Chances are, you've encountered a product designed by Edward Kilduff—at a dinner party, if not in your own kitchen.
Kilduff is the designer of the Rabbit corkscrew and the EVAK coffee container, both mainstays of Bed Bath & Beyond, winners of design awards and staples of Portland pantries.
At this point, Beyond doesn't go quite far enough for Kilduff's newest line of innovative storage containers. But if a weed jar is ever inducted into MOMA's permanent collection next to Herbert Allen's Screwpull Corkscrew and the Aeron chair—or gets the ultimate honour, being knocked-off for Target—there's a good chance it'll be from Kilduff's new line of Pollen Gear cannabis storage containers.
The Pollen Gear line of childproof and airtight containers currently includes glass jars, plastic rectangles and zipper pouches. All are a noticeable step up from pill bottles, Ziplocs and Mason jars.
For Kilduff, it started with coffee. He discovered that, like the miniature alligator clip before it, his line of EVAK containers had found a new use.
"A lot of herb connoisseurs were buying it because air is really their enemy," he says. "I started talking to people, and I realized that what they really wanted was something with a lower price that's child-resistant."
So he scoped the competition—and found there wasn't really any.
"I started looking at the space and the existing packaging solutions out there," he says. "Nobody really had anything. There were not any design guys who were creating solutions."
The challenge is pretty simple, really: People need containers that are both childproof and airtight. Glass is great, but dispensaries need to sell in semi-disposable plastic.
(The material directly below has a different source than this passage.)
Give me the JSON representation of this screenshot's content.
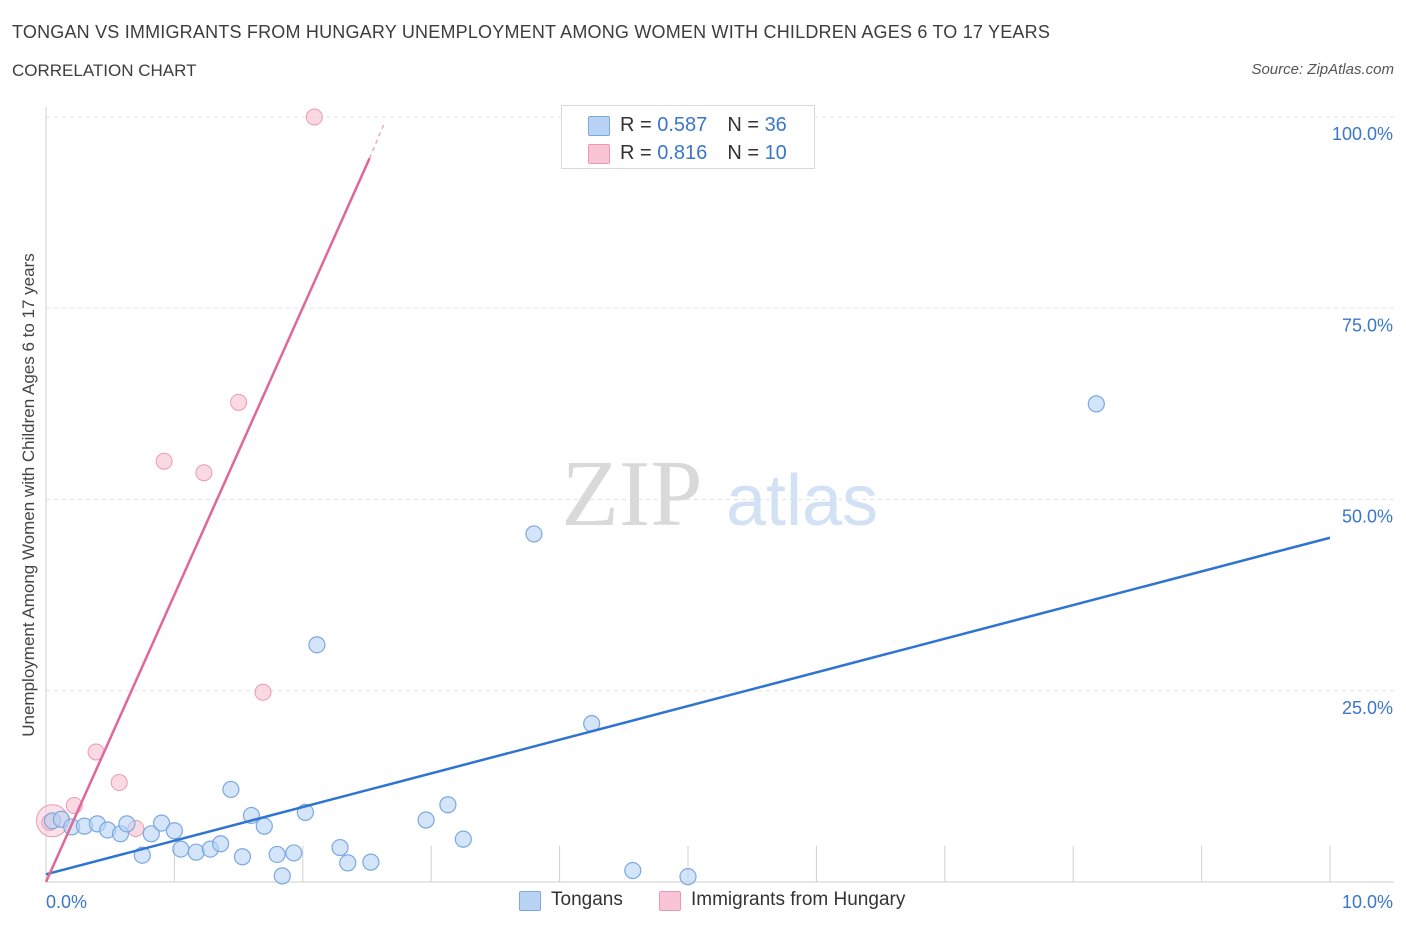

Ever since the medical era, Portland pot has come in screw-top pill bottles. They keep kids out, but they're also not airtight and a little clunky. High-end rec shops have put a brave face on them, ordering stylish gold versions, but they've never been ideal. And most product that's pre-weighed comes in little plastic pouches. Often, persnickety and rule-abiding dispensaries will then charge you for a childproof "exit bag" to carry your weed out the door.
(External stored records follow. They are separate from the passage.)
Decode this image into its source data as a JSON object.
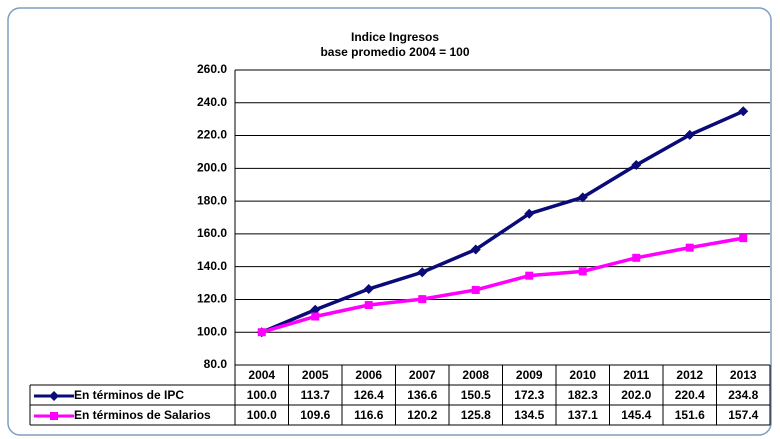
{
  "chart_data": {
    "type": "line",
    "title": "Indice Ingresos",
    "subtitle": "base promedio  2004 = 100",
    "categories": [
      "2004",
      "2005",
      "2006",
      "2007",
      "2008",
      "2009",
      "2010",
      "2011",
      "2012",
      "2013"
    ],
    "series": [
      {
        "name": "En términos de IPC",
        "color": "#0a0a78",
        "marker": "diamond",
        "values": [
          100.0,
          113.7,
          126.4,
          136.6,
          150.5,
          172.3,
          182.3,
          202.0,
          220.4,
          234.8
        ],
        "value_labels": [
          "100.0",
          "113.7",
          "126.4",
          "136.6",
          "150.5",
          "172.3",
          "182.3",
          "202.0",
          "220.4",
          "234.8"
        ]
      },
      {
        "name": "En términos de Salarios",
        "color": "#ff00ff",
        "marker": "square",
        "values": [
          100.0,
          109.6,
          116.6,
          120.2,
          125.8,
          134.5,
          137.1,
          145.4,
          151.6,
          157.4
        ],
        "value_labels": [
          "100.0",
          "109.6",
          "116.6",
          "120.2",
          "125.8",
          "134.5",
          "137.1",
          "145.4",
          "151.6",
          "157.4"
        ]
      }
    ],
    "ylim": [
      80,
      260
    ],
    "yticks": [
      {
        "value": 80,
        "label": "80.0"
      },
      {
        "value": 100,
        "label": "100.0"
      },
      {
        "value": 120,
        "label": "120.0"
      },
      {
        "value": 140,
        "label": "140.0"
      },
      {
        "value": 160,
        "label": "160.0"
      },
      {
        "value": 180,
        "label": "180.0"
      },
      {
        "value": 200,
        "label": "200.0"
      },
      {
        "value": 220,
        "label": "220.0"
      },
      {
        "value": 240,
        "label": "240.0"
      },
      {
        "value": 260,
        "label": "260.0"
      }
    ],
    "grid": true
  }
}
Which is why, of the three main designs currently out, Pollen Gear's answer to the plastic pill bottle is likely to find the fastest acceptance. Kilduff's airtight containers open with pressure to the sides. The design flummoxed me for a few minutes, and will apparently thwart a grade schooler even if they stand on top of it. The square edges are better for stacking and packing. They look cool—familiar but a little different, like so many brilliant designs.
"We're shooting for standards that are way above and beyond what is required right now," he says. "We're trying to be the leaders."
Hardcore heads are likely to appreciate Pollen Gear's glass jars, which are heavy-duty and, especially in the case of the artists series, stylish.
Kilduff isn't just slapping cool graphics on his products, though. He's planning to expand his line exponentially before the end of the year and has a "really aggressive IP strategy" to develop and patent the best cannabis storage designs he can.
"There's such a frenzy in this new industry that everybody is like, 'Oh my God, you're in the weed space?' It's the most exciting thing," he says. "It keeps me waking up early."